A joint account is a bank account opened in the names of two (or more) individuals. There are various reasons for opening a joint account. The most common is certainly to make it easier for a couple to manage their finances, especially when they need to pay shared expenses.
All of the individuals holding the joint account have the same rights when it comes to withdrawals, deposits and any other banking transactions allowed in the account. As a result, each accountholder can do transactions without first obtaining the other accountholder’s permission, unless the account has been specifically set up to require this consent.
Risks associated with joint accounts
- Since both accountholders own the joint account, each person can manage the account at his or her discretion without the consent of the other accountholder, including, for example, by withdrawing funds or even by closing the account. National Bank will accept the instructions of either accountholder because both of these individuals is authorised to act alone, even though the account is jointly held (unless otherwise indicated).

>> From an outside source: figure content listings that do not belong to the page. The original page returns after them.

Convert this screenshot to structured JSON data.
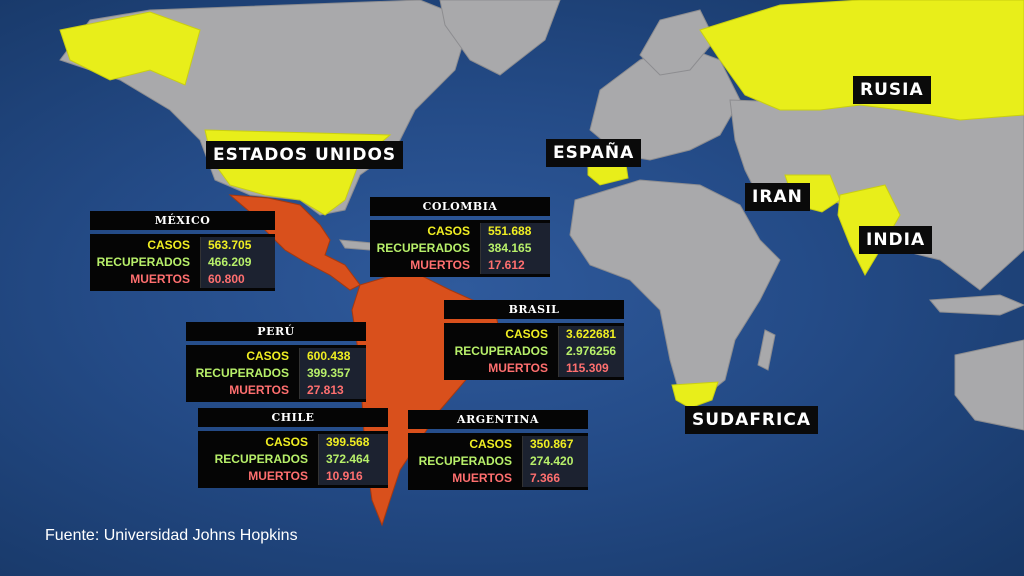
{
  "countries_highlighted": {
    "estados_unidos": "ESTADOS UNIDOS",
    "espana": "ESPAÑA",
    "rusia": "RUSIA",
    "iran": "IRAN",
    "india": "INDIA",
    "sudafrica": "SUDAFRICA"
  },
  "stats": [
    {
      "country": "MÉXICO",
      "casos": "563.705",
      "recuperados": "466.209",
      "muertos": "60.800"
    },
    {
      "country": "COLOMBIA",
      "casos": "551.688",
      "recuperados": "384.165",
      "muertos": "17.612"
    },
    {
      "country": "PERÚ",
      "casos": "600.438",
      "recuperados": "399.357",
      "muertos": "27.813"
    },
    {
      "country": "BRASIL",
      "casos": "3.622681",
      "recuperados": "2.976256",
      "muertos": "115.309"
    },
    {
      "country": "CHILE",
      "casos": "399.568",
      "recuperados": "372.464",
      "muertos": "10.916"
    },
    {
      "country": "ARGENTINA",
      "casos": "350.867",
      "recuperados": "274.420",
      "muertos": "7.366"
    }
  ],
  "row_labels": {
    "casos": "CASOS",
    "recuperados": "RECUPERADOS",
    "muertos": "MUERTOS"
  },
  "colors": {
    "ocean": "#244b87",
    "land": "#a9a9ab",
    "highlight": "#e8ee1a",
    "latam": "#d9501c"
  },
  "source": "Fuente: Universidad Johns Hopkins"
}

- The accountholders are jointly responsible for all of the instructions received by the Bank relating to the joint account and for the commitments made by each accountholder relative to the joint account.
- If the couple separates or divorces, the funds in the joint account may be considered marital property.

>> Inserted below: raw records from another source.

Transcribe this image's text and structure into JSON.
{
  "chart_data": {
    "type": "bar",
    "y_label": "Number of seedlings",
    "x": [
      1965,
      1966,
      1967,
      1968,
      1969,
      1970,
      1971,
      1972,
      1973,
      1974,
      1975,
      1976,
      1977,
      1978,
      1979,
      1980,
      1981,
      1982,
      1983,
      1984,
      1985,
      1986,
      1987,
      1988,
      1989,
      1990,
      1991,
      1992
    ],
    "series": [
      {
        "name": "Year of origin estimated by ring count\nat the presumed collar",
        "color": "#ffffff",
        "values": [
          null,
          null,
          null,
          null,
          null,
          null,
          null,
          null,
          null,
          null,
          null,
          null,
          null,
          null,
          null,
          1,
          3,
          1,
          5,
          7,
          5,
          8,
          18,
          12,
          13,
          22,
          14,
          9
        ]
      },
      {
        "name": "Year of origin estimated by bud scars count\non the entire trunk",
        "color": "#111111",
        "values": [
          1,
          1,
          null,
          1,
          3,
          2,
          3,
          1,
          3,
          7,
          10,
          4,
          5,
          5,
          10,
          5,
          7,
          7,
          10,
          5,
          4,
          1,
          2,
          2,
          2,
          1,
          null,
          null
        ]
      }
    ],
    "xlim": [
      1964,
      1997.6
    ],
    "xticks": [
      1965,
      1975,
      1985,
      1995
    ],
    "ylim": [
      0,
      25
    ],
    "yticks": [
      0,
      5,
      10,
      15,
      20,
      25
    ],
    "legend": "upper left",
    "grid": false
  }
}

- If the bank receives a garnishing order (seizure by garnishment), the joint account could be frozen, or in some provinces garnished, preventing the accountholders from accessing the funds.

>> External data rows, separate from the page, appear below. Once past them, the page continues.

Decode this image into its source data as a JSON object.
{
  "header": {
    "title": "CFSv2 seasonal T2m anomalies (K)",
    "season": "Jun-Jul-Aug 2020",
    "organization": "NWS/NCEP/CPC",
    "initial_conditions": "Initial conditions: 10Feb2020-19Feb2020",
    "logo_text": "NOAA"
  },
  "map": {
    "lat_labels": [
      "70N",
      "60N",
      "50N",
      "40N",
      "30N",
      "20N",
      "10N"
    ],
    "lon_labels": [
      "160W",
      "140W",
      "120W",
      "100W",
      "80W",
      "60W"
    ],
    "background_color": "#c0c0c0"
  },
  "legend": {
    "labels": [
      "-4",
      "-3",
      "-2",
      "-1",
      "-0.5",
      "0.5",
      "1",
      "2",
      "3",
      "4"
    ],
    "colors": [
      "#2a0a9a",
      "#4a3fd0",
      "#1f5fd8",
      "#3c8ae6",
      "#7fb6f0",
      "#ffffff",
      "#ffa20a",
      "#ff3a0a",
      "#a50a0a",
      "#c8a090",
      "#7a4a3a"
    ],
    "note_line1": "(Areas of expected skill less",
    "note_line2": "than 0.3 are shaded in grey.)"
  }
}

- The funds deposited in the account may be subject to the rights of the creditors of either accountholder (for example, in the case of bankruptcy or insolvency) and may also be subject to claims made against either of the accountholders.
Before opening a joint account…
Ask people you trust about the risks and advantages of a joint account
- Do you understand how a joint account works?
- Do you understand your obligations under a joint account?
- Since your account co-holder has the same rights as you with respect to the joint account, do you understand that he or she can use any of the funds in the account even if you deposited them?
Is your joint account co-holder trustworthy
- Has that person always been honest and upfront with you?
- Do you know the person well enough or have you known each other long enough to trust him or her?
- Is the person likely to act in your interest?
- Does the person have personal problems that could prevent him/her from managing your joint finances properly?
How much control will you have over the funds in the account?
- Have you asked your Bank if there are ways to retain some control over the transactions done in the account?
- Are you in a position to regularly check the account statements in order to check for any irregularities?
In the event of an accountholder’s death
What if something happens to one of the accountholders?
- If the joint account is held in Quebec, in the event of an accountholder’s death, access to the account will be blocked until an executor has been designated to manage the estate’s assets. In the meantime, withdrawals will only be possible in order to pay for urgent expenses and funeral costs. If the joint account is held in another province or territory outside of Quebec, then the account will be subject to a right of survivorship. This means that in the event of death of one accountholder, the surviving accountholder retains all of his or her rights relative to the use of the joint account, including any remaining balance.
- Ask your financial institution or legal advisor to explain what would happen to your joint account property if one of the accountholders dies or becomes legally incapacitated.
- Consider including information about your joint account in your will so that your wishes will be clear.
1 In Quebec, joint accounts are frozen if one of the accountholders dies.